Recently, I’ve been getting questions from people about whether they’re eligible for admission based on their skillset, rather than on the basis of their previous experience. I’ve already gone on ad nauseum about the experience required (i.e., team work garnered as part of a degree, in industry or just through general studliness). I’m not going to rehash that any more than I just did.
No. The questions I’m getting now are different. Basically, they go like this:
“I’m a Producer (or QA person or Audio person). Is there a place for me in the program or do I have to be a programmer, designer or artist, as the application form implies?”
The answer to that isn’t a simple one, though you’d think it would be. Here’s as simple as I can make it:
Everyone in the program has to be able to contribute in a hands-on way to the development of a game, from start to finish. No one is going to play the role of Producer or Game Director from the start of the course to the end of it. Those roles and responsibilities will rotate, so everyone gets a chance to lead at some point.
That means there will be days, probably weeks, when you won’t be leading the team, no matter how good you might be at that. The question you have to answer is, “what will I do on the team when I’m not leading it?”

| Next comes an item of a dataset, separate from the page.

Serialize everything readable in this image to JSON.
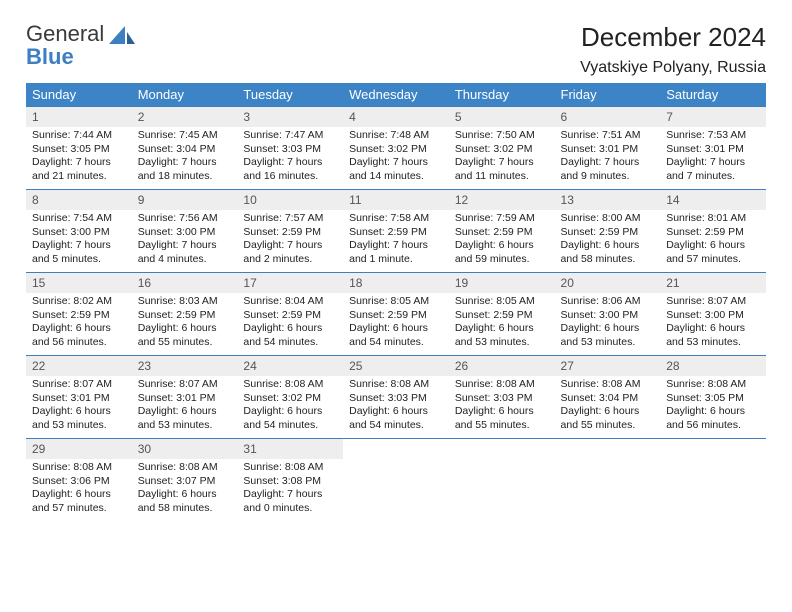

I don’t have a good answer to that question for people who “only” produce or “only” test or “only” generate sounds and produce music. That isn’t to say answers don’t exist – just that neither I nor anyone else has come up with the answers yet.
To be clear, I’m as annoyed by this as some applicants probably are (or will be). I think it’s a little nuts to turn away people who are Producers or Directors from a program designed to train Producers and Directors! Still, if 20 people are going to learn to lead, they all need the opportunity to lead – we can’t have two people learn to lead while the other 18 do the “real” work of making the game.
So, right now, I’d say if you’re “just” a Producer or master of some other non-hands-on, day-to-day skill, start thinking about what you’ll do on your non-leader days. Convince me that justifies your inclusion in the program. I don’t want to rule anything or anyone out, but someone who can’t contribute on a daily basis is going to have a rough time of it.